Since Lois's death, the couple have had another daughter, Iris. But Lois remains woven into their family identity. "She will grow up knowing that she has a big sister," Lauryn says. "We are a family of four—even though it doesn't look like that." One small mercy stands out: the hospital had a cooling cot, a specialized device that allowed them to spend those four precious days with their daughter. Not every hospital has one—they are provided by donations, not mandated—which the McCreadys find baffling. Since losing Lois, they have raised £7,600 for Abigail's Footsteps, which provides these beds to hospitals, and £24,000 for Tommy's, a baby loss charity. Their fight now is to ensure that the failures that took their daughter do not take another family's child, and that the promises of reform actually materialize.
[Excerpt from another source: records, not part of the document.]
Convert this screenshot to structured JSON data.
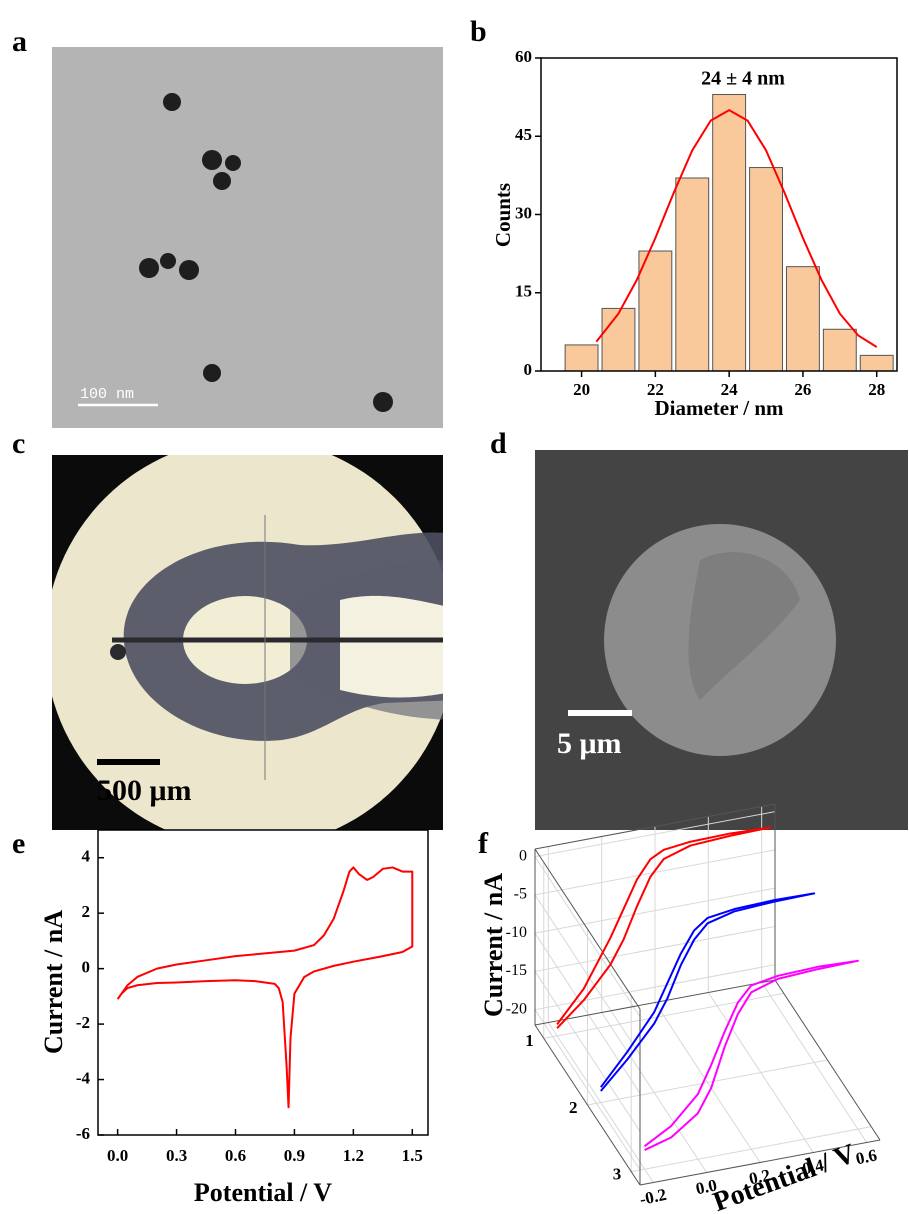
{
  "panels": [
    {
      "label": "a",
      "scale_bar": "100 nm"
    },
    {
      "label": "b"
    },
    {
      "label": "c",
      "scale_bar": "500 μm"
    },
    {
      "label": "d",
      "scale_bar": "5 μm"
    },
    {
      "label": "e"
    },
    {
      "label": "f"
    }
  ],
  "chart_data": [
    {
      "type": "histogram",
      "xlabel": "Diameter / nm",
      "ylabel": "Counts",
      "annotation": "24 ± 4 nm",
      "bins": [
        19.5,
        20.5,
        21.5,
        22.5,
        23.5,
        24.5,
        25.5,
        26.5,
        27.5,
        28.5
      ],
      "counts": [
        5,
        12,
        23,
        37,
        53,
        39,
        20,
        8,
        3
      ],
      "color": "#f9c89b",
      "fit": {
        "color": "#ff0000",
        "x": [
          20.4,
          21,
          21.5,
          22,
          22.5,
          23,
          23.5,
          24,
          24.5,
          25,
          25.5,
          26,
          26.5,
          27,
          27.5,
          28
        ],
        "values": [
          5.6,
          11,
          17.5,
          25.5,
          34.2,
          42.3,
          48,
          50,
          48,
          42.3,
          34.2,
          25.5,
          17.5,
          11,
          6.8,
          4.6
        ]
      },
      "xlim": [
        18.9,
        28.55
      ],
      "ylim": [
        0,
        60
      ],
      "xticks": [
        20,
        22,
        24,
        26,
        28
      ],
      "yticks": [
        0,
        15,
        30,
        45,
        60
      ]
    },
    {
      "type": "line",
      "xlabel": "Potential / V",
      "ylabel": "Current / nA",
      "series": [
        {
          "color": "#ff0000",
          "x": [
            0,
            0.05,
            0.1,
            0.2,
            0.3,
            0.45,
            0.6,
            0.75,
            0.9,
            1.0,
            1.05,
            1.1,
            1.15,
            1.18,
            1.2,
            1.23,
            1.27,
            1.3,
            1.35,
            1.4,
            1.45,
            1.5,
            1.5,
            1.45,
            1.35,
            1.2,
            1.1,
            1.0,
            0.95,
            0.9,
            0.88,
            0.87,
            0.86,
            0.84,
            0.82,
            0.8,
            0.7,
            0.6,
            0.45,
            0.3,
            0.2,
            0.1,
            0.05,
            0.02,
            0
          ],
          "values": [
            -1.1,
            -0.6,
            -0.3,
            0,
            0.15,
            0.3,
            0.45,
            0.55,
            0.65,
            0.85,
            1.2,
            1.8,
            2.8,
            3.5,
            3.65,
            3.4,
            3.2,
            3.3,
            3.6,
            3.65,
            3.5,
            3.5,
            0.8,
            0.6,
            0.45,
            0.25,
            0.1,
            -0.1,
            -0.3,
            -0.9,
            -2.5,
            -5.0,
            -3.5,
            -1.2,
            -0.7,
            -0.55,
            -0.45,
            -0.42,
            -0.45,
            -0.5,
            -0.52,
            -0.6,
            -0.7,
            -0.9,
            -1.1
          ]
        }
      ],
      "xlim": [
        -0.1,
        1.58
      ],
      "ylim": [
        -6,
        5
      ],
      "xticks": [
        {
          "value": 0,
          "label": "0.0"
        },
        0.3,
        0.6,
        0.9,
        1.2,
        1.5
      ],
      "yticks": [
        -6,
        -4,
        -2,
        0,
        2,
        4
      ]
    },
    {
      "type": "line3d",
      "xlabel": "Potential / V",
      "ylabel": "Current / nA",
      "series": [
        {
          "color": "#ff0000",
          "z": 1,
          "x": [
            -0.2,
            -0.1,
            0,
            0.05,
            0.1,
            0.15,
            0.2,
            0.3,
            0.45,
            0.6,
            0.45,
            0.3,
            0.2,
            0.15,
            0.1,
            0.05,
            0,
            -0.1,
            -0.2
          ],
          "values": [
            -21,
            -18,
            -14,
            -11,
            -7,
            -3.5,
            -1.5,
            -0.4,
            -0.1,
            0,
            0.2,
            0.1,
            -0.3,
            -1.2,
            -3.5,
            -7,
            -10.5,
            -16.5,
            -20.5
          ]
        },
        {
          "color": "#0000ff",
          "z": 2,
          "x": [
            -0.2,
            -0.1,
            0,
            0.05,
            0.1,
            0.15,
            0.2,
            0.3,
            0.45,
            0.6,
            0.45,
            0.3,
            0.2,
            0.15,
            0.1,
            0.05,
            0,
            -0.1,
            -0.2
          ],
          "values": [
            -20.5,
            -17,
            -13,
            -10,
            -6,
            -3,
            -1.2,
            -0.3,
            0,
            0.1,
            0.2,
            0,
            -0.5,
            -1.8,
            -4.5,
            -8,
            -11.5,
            -16,
            -20
          ]
        },
        {
          "color": "#ff00ff",
          "z": 3,
          "x": [
            -0.2,
            -0.1,
            0,
            0.05,
            0.1,
            0.15,
            0.2,
            0.3,
            0.45,
            0.6,
            0.45,
            0.3,
            0.2,
            0.15,
            0.1,
            0.05,
            0,
            -0.1,
            -0.2
          ],
          "values": [
            -19.5,
            -18.5,
            -16,
            -13,
            -8,
            -4,
            -1.5,
            -0.4,
            -0.1,
            0,
            0.2,
            0,
            -0.6,
            -2.5,
            -6,
            -10,
            -13.5,
            -17,
            -19
          ]
        }
      ],
      "xlim": [
        -0.25,
        0.65
      ],
      "ylim": [
        -22,
        1
      ],
      "zlim": [
        0.8,
        3.2
      ],
      "xticks": [
        -0.2,
        {
          "value": 0,
          "label": "0.0"
        },
        0.2,
        0.4,
        0.6
      ],
      "yticks": [
        0,
        -5,
        -10,
        -15,
        -20
      ],
      "zticks": [
        1,
        2,
        3
      ]
    }
  ]
}
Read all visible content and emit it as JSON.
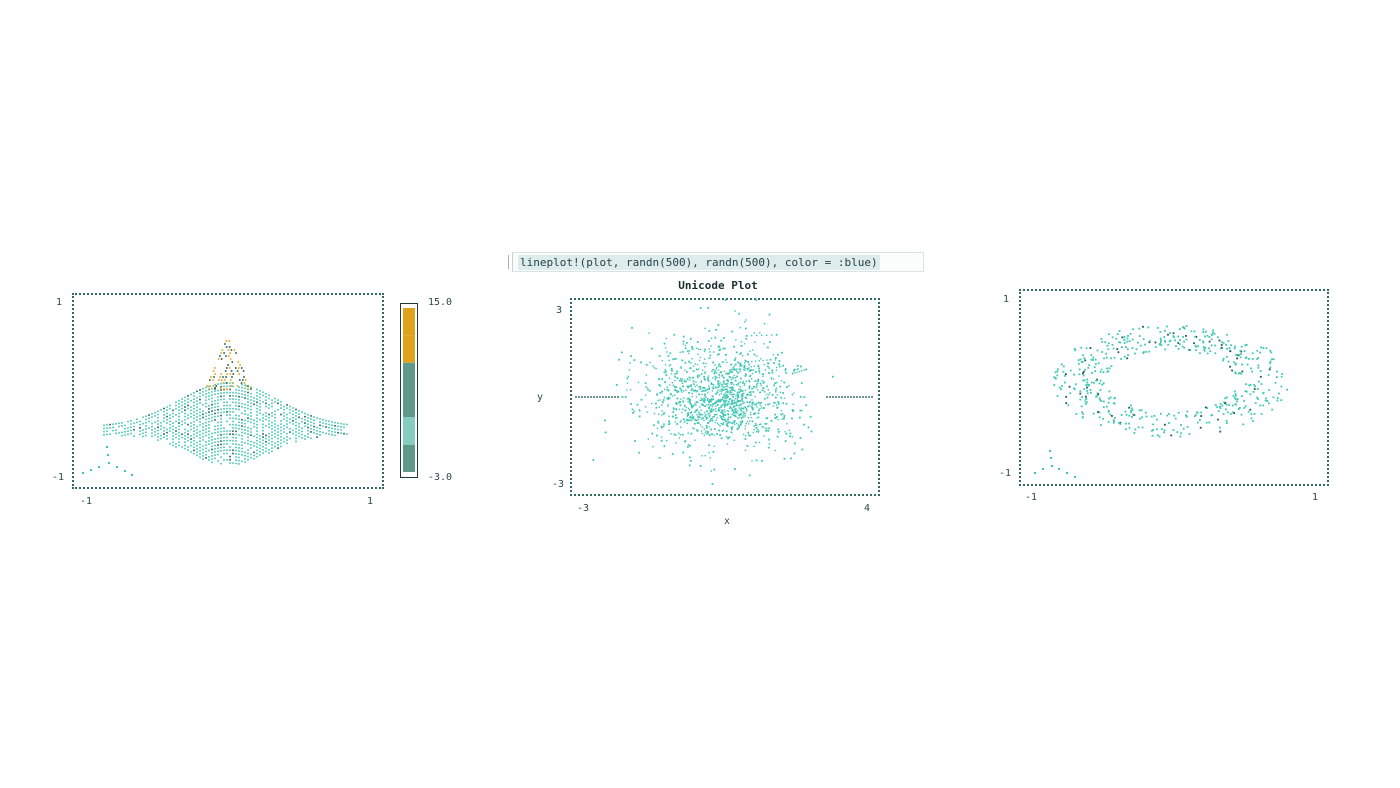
{
  "code_cell": {
    "text": "lineplot!(plot, randn(500), randn(500), color = :blue)"
  },
  "colors": {
    "dot": "#3fc7b5",
    "dot_dark": "#1f5a4e",
    "accent": "#e0a21a",
    "frame": "#2f6b5f"
  },
  "chart_data": [
    {
      "type": "surface",
      "title": "",
      "xlabel": "",
      "ylabel": "",
      "xlim": [
        -1,
        1
      ],
      "ylim": [
        -1,
        1
      ],
      "x_ticks": [
        "-1",
        "1"
      ],
      "y_ticks": [
        "1",
        "-1"
      ],
      "colorbar": {
        "min_label": "-3.0",
        "max_label": "15.0",
        "range": [
          -3.0,
          15.0
        ],
        "stops": [
          "#e0a21a",
          "#e0a21a",
          "#5e9a8a",
          "#5e9a8a",
          "#86cdbf",
          "#5e9a8a"
        ]
      }
    },
    {
      "type": "scatter",
      "title": "Unicode Plot",
      "xlabel": "x",
      "ylabel": "y",
      "xlim": [
        -3,
        4
      ],
      "ylim": [
        -3,
        3
      ],
      "x_ticks": [
        "-3",
        "4"
      ],
      "y_ticks": [
        "3",
        "-3"
      ],
      "n_points": 500
    },
    {
      "type": "surface",
      "title": "",
      "xlabel": "",
      "ylabel": "",
      "xlim": [
        -1,
        1
      ],
      "ylim": [
        -1,
        1
      ],
      "x_ticks": [
        "-1",
        "1"
      ],
      "y_ticks": [
        "1",
        "-1"
      ]
    }
  ]
}
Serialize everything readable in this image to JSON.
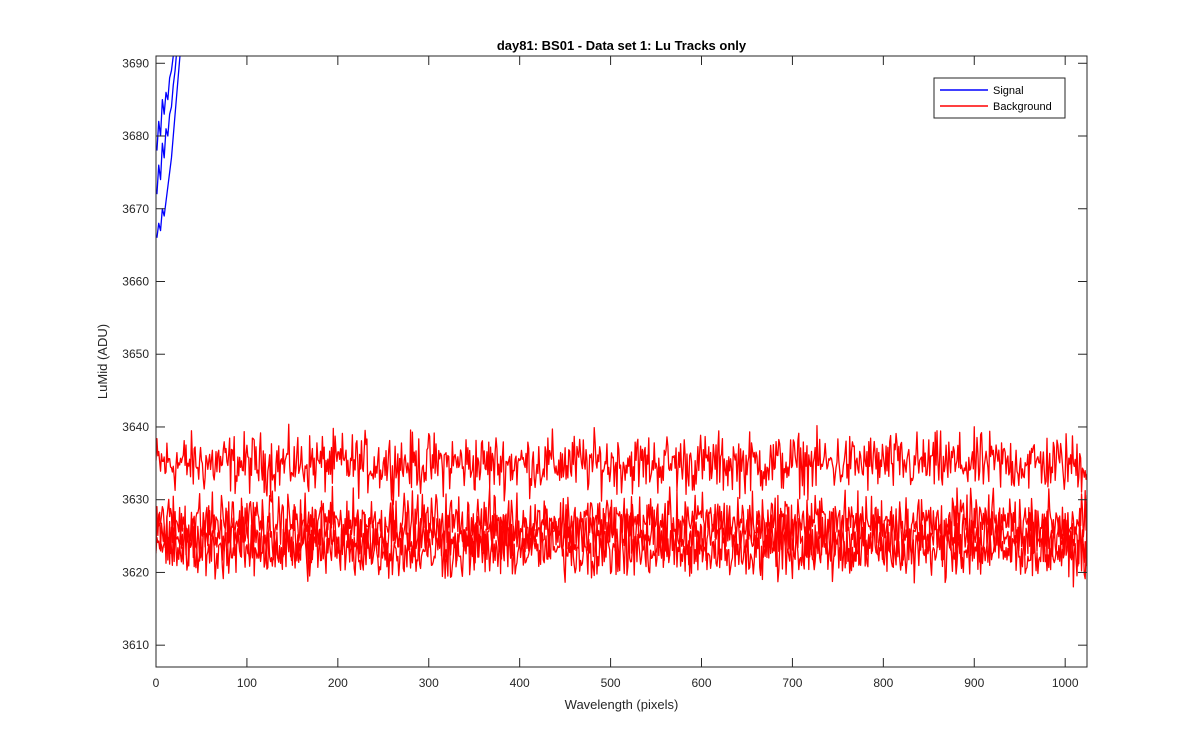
{
  "chart_data": {
    "type": "line",
    "title": "day81: BS01 - Data set 1: Lu Tracks only",
    "xlabel": "Wavelength (pixels)",
    "ylabel": "LuMid (ADU)",
    "xlim": [
      0,
      1024
    ],
    "ylim": [
      3607,
      3691
    ],
    "xticks": [
      0,
      100,
      200,
      300,
      400,
      500,
      600,
      700,
      800,
      900,
      1000
    ],
    "yticks": [
      3610,
      3620,
      3630,
      3640,
      3650,
      3660,
      3670,
      3680,
      3690
    ],
    "grid": false,
    "legend_position": "top-right",
    "legend": [
      {
        "label": "Signal",
        "color": "#0000ff"
      },
      {
        "label": "Background",
        "color": "#ff0000"
      }
    ],
    "series": [
      {
        "name": "Signal",
        "color": "#0000ff",
        "x": [
          1,
          3,
          5,
          7,
          9,
          11,
          13,
          15,
          17,
          19,
          21,
          23,
          25,
          27
        ],
        "y": [
          3666,
          3668,
          3667,
          3670,
          3669,
          3671,
          3673,
          3675,
          3677,
          3680,
          3683,
          3686,
          3689,
          3692
        ]
      },
      {
        "name": "Signal",
        "color": "#0000ff",
        "x": [
          1,
          3,
          5,
          7,
          9,
          11,
          13,
          15,
          17,
          19,
          21,
          23
        ],
        "y": [
          3672,
          3676,
          3674,
          3679,
          3677,
          3681,
          3680,
          3683,
          3684,
          3687,
          3689,
          3692
        ]
      },
      {
        "name": "Signal",
        "color": "#0000ff",
        "x": [
          1,
          3,
          5,
          7,
          9,
          11,
          13,
          15,
          17,
          19,
          21
        ],
        "y": [
          3678,
          3682,
          3680,
          3685,
          3683,
          3686,
          3685,
          3688,
          3689,
          3691,
          3693
        ]
      },
      {
        "name": "Background",
        "color": "#ff0000",
        "x_range": [
          0,
          1024
        ],
        "level": 3635,
        "amplitude": 2.0
      },
      {
        "name": "Background",
        "color": "#ff0000",
        "x_range": [
          0,
          1024
        ],
        "level": 3627,
        "amplitude": 1.9
      },
      {
        "name": "Background",
        "color": "#ff0000",
        "x_range": [
          0,
          1024
        ],
        "level": 3625,
        "amplitude": 1.9
      },
      {
        "name": "Background",
        "color": "#ff0000",
        "x_range": [
          0,
          1024
        ],
        "level": 3623,
        "amplitude": 1.9
      }
    ]
  }
}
You picked a bad day to have a baby
— A midwife to Lauryn McCready on the evening she arrived in labour
The longer it went on, the hope was getting lower. The 25 minutes felt like 25 hours.
— Andrew McCready, describing the resuscitation attempts on their daughter
A Conversa do Hearth Outra perspectiva sobre a história
Inventor

What strikes you most about their story—the clinical failures, or the way the hospital treated them afterward?

Model

Both, but differently. The failures are documented and damning. But what lingers is the phrase "you picked a bad day to have a baby." It's casual cruelty born from exhaustion, and it became a wound that never closed. That's what systemic failure looks like at the human level.

Inventor

They settled the negligence claim. Does that feel like justice to them?

Model

Not really. Andrew describes the legal process as reopening a healing wound and pouring salt on it. Money doesn't restore what was lost. What they want is for the hospital to actually change, and for other families not to go through this. The settlement was acknowledgment, not closure.

Inventor

The trust says it has an action plan. Why doesn't Lauryn believe it?

Model

Because the most recent inspection still rates maternity services as inadequate. Staff shortages persist. Delays continue. Words on paper mean nothing if the conditions that created the crisis haven't changed. She's watched promises fail to materialize.

Inventor

What does a cooling cot have to do with any of this?

Model

It's a symbol of how fragmented the system is. These devices aren't mandated—they're provided by charity donations. Families who lose babies should have access to time with them. That shouldn't depend on which hospital you're in or which charity has fundraised enough. It's a small thing that reveals a much larger indifference.

Inventor

They've had another daughter since. Does that change the grief?

Model

It doesn't erase it. Lauryn says they're a family of four, even though it doesn't look that way. Iris will grow up knowing she has a big sister. The loss doesn't get smaller; it just gets integrated into who they are.